Although the Pegram decision impacted little, if at all, the RICO actions, the Third Circuit Court of Appeals recently issued a decision in a closely-watched RICO lawsuit filed against Aetna, Inc. Maio vs Aetna, 2000 US App. LEXIS 19172, (11 August, 2000). The case alleged that Aetna engaged in a massive nationwide fraudulent advertising campaign designed to induce people to enroll in its HMO and attracted enrollees with the promise of high quality benefits but failed to disclose its restrictive and coercive internal policies and practices. Plaintiffs alleged that deceptive practices rendered Aetna's advertising, marketing and membership materials false and misleading in violation of RICO and state law. The action was brought as a purported class action on behalf of millions of both present and former Aetna HMO members. On 11 August, 2000, the Third Circuit upheld the District Court's dismissal of the complaint on the ground that the plaintiffs had not alleged an injury to business or property cognizable under RICO. The court explained that in the RICO setting, standing is conferred upon “any person injured in his business or property by reason of a violation of section 1962 of this chapter. . . . 18 USC § 1964(c)”. Thus, a RICO plaintiff must make two related but analytically distinct threshold showings for standing to file a RICO claim: (1) that the plaintiff suffered an injury to business or property; and (2) that the plaintiff's injury was proximately caused. Recognizing that the injury to business or property element can be satisfied by allegations and proof of actual monetary loss that is, an out-of-pocket loss the court considered plaintiffs' claims that each member of the nationwide class paid too much in premiums for an “inferior” health care product received from Aetna through its HMO plan. The suit did not allege specific facts of any member's substandard medical treatment or denial. The court concluded that absent any allegations to the effect that each member suffered negative medical consequences resulting from Aetna's enactment of the policies and practices at issue, the class members could not establish that they suffered a tangible economic harm compensable under RICO and, hence, had no cause of action under RICO.
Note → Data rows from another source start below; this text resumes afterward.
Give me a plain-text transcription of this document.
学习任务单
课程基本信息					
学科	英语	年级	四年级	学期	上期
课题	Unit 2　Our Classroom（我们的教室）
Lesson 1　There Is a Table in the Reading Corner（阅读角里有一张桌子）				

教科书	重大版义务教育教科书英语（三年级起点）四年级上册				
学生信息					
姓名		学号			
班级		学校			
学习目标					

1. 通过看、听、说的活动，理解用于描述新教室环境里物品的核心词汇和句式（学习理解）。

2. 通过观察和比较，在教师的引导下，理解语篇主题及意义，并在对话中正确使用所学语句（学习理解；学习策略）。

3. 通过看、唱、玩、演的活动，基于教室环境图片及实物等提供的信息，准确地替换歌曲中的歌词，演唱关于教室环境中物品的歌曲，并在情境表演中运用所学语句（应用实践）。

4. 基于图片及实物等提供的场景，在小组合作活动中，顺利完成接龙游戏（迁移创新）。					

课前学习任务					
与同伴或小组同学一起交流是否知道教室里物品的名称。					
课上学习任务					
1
Decisions create challenges for future litigation

The recent decisions in Pegram and Maio provide significant challenges for the success of pending managed care liability claims and the pending RICO class actions. The class actions present only a sampling of new legal theories being tested in the courts that promise to be a trend as experienced class action lawyers around the country take on managed care organizations. Managed care companies will likely turn to their professional liability E&O and D&O carriers for some protection against these suits. Insurance carriers have traditionally responded to these changes in both the statutory and common laws by broadening coverages under managed care errors and omissions policies. Careful consideration of current and potentially new exposures for liability should be considered by companies exploring their options for purchasing liability protection.

Carol Ann O'Dea is vice president in the claims management division of NAC Reinsurance Corporation. Originally entitled “HMO Liability Post Supreme Court Decision in Pegram”, this article appeared in the summer 2000 issue of the NAC Re Liability Bulletin. Reprinted by permission of NAC Re.